Demnach muss die Situation als symptomatisch für die ganze Branche angesehen werden. Dabei kommt es in Berlin einem halben Wunder gleich, wenn man überhaupt einen Job in der Kultur findet, angesichts von schwindelerregenden Bewerberzahlen für die wenigen Stellen, die es gibt.
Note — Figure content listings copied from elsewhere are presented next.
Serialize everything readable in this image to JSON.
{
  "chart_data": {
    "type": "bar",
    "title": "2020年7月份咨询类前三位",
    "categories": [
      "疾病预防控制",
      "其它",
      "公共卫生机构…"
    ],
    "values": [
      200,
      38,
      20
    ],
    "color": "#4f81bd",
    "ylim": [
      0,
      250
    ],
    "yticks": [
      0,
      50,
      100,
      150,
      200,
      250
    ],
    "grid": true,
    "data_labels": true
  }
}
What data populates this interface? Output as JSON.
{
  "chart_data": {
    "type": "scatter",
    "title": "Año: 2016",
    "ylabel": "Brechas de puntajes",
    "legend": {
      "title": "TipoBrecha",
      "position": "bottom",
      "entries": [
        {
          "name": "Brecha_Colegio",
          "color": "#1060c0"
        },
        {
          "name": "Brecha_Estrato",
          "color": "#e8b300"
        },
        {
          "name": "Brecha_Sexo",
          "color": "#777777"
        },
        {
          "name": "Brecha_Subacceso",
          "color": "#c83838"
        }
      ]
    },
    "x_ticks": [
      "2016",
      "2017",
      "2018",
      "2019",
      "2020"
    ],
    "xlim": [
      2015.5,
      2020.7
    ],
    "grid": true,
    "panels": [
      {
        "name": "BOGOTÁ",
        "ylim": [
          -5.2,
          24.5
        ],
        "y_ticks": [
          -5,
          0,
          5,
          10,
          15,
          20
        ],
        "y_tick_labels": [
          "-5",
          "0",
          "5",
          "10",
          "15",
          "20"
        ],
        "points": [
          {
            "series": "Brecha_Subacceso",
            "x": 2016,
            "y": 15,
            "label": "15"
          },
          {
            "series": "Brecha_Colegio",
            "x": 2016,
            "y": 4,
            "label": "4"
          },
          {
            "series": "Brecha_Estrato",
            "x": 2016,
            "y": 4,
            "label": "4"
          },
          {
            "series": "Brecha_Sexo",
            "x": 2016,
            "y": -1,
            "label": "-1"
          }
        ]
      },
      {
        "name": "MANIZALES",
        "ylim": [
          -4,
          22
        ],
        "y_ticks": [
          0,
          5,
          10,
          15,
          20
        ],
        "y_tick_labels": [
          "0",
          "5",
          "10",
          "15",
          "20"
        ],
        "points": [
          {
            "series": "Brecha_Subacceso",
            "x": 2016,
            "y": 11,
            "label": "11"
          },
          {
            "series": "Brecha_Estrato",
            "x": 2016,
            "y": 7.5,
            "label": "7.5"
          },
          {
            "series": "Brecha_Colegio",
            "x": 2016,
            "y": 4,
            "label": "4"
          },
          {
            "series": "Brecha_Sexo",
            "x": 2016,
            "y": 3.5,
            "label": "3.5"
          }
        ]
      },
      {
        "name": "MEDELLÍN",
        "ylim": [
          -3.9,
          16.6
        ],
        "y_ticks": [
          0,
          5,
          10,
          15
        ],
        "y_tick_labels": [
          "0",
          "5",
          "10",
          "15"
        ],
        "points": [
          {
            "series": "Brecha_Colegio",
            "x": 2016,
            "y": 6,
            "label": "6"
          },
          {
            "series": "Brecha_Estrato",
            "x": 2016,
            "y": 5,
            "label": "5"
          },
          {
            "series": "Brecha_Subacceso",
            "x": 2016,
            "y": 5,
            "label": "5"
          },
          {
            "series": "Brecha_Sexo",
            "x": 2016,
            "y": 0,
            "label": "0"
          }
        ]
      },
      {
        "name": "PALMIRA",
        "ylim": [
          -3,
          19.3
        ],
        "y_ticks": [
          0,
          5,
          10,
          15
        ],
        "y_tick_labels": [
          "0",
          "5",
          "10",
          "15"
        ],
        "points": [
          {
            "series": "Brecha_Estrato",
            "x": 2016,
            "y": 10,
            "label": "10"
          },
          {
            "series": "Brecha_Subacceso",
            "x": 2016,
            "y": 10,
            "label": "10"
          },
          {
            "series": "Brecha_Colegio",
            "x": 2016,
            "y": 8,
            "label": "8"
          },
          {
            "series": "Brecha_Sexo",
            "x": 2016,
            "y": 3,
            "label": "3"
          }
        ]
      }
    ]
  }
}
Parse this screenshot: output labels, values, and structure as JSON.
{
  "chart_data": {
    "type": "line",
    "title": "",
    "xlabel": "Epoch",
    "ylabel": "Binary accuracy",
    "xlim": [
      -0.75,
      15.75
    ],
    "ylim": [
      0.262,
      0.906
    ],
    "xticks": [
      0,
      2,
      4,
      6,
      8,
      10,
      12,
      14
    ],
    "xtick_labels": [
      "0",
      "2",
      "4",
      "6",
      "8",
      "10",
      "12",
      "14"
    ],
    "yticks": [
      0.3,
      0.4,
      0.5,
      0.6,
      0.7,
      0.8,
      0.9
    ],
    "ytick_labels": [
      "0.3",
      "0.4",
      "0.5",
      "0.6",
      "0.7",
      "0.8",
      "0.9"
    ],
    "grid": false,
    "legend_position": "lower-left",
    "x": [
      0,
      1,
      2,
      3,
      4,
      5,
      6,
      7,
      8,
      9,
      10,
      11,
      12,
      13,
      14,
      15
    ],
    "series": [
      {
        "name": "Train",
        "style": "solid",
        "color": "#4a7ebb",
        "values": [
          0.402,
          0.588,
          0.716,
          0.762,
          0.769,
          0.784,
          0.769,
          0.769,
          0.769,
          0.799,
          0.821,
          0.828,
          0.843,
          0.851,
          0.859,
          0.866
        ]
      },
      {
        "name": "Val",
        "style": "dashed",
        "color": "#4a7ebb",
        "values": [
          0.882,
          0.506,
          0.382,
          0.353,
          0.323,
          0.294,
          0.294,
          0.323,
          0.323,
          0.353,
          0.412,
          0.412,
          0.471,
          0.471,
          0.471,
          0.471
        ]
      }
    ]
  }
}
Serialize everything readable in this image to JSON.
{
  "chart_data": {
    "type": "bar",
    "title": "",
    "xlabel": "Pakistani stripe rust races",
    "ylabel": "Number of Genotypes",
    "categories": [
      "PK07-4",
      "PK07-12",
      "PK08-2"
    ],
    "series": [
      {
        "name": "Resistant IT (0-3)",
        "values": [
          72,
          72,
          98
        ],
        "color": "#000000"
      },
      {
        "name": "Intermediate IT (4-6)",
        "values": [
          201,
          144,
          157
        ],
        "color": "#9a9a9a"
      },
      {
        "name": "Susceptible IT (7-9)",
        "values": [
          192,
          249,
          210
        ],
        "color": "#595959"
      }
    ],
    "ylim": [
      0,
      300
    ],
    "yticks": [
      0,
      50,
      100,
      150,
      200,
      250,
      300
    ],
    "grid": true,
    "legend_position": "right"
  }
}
So berichtet eine Kulturwissenschaftlerin, die sich für das kulturelle Stadtentwicklungsprojekt »Actors of Urban Change« bewarb und ebenfalls anonym bleiben möchte, dass sie mit mehr als 400 anderen Bewerbern um die Stelle konkurrierte. Nunmehr habe sie so viele Absagen auf reguläre, sozialversicherungspflichtige Jobs erhalten, dass ihr nichts anderes übrigbliebe, als sich weiterhin bei Künstlern und kleineren Ausstellungsräumen von Projekt zu Projekt zu hangeln. Bei einem Stundenlohn von 10 Euro auf freier Basis sei dabei an so etwas wie Altersvorsorge oder Familiengründung nicht zu denken und so rechne sie bereits jetzt mit Altersarmut.
Angesichts derart schlechter Aussichten und eines Lebens am Existenzminimum ist denn nicht selten von Depressionen und einer totalen Desillusionierung im Kreise der Kulturschaffenden zu hören, denn viele dachten, dass sie ein Hochschulstudium vor solch prekären Arbeitsverhältnissen bewahren würde. Erschwerend kommt hinzu, dass es keine Lobby und keine Gewerkschaft gibt, die sich dieses Problems annehmen würde. Aus Scham vor der eigenen Situation oder der Angst um den Arbeitsplatz wehren sich die Betroffenen in der Regel auch nicht, was den Arbeitgebern noch mehr Macht verleiht. Jegliche Kritik wird im Keim erstickt, wie etwa auf der letzten Berlin Biennale beobachtet werden konnte, zu der Vertreter der Occupy-Bewegung eingeladen waren, die eine Debatte über die Ausbeutungsmechanismen in der Kunst initiieren wollten. Das war nicht erwünscht.
Die Frage ist, wie lange eine Stadt wie Berlin, deren Wirtschaft zu einem großen Teil auf der Kreativszene beruht, sich solche Zustände leisten will.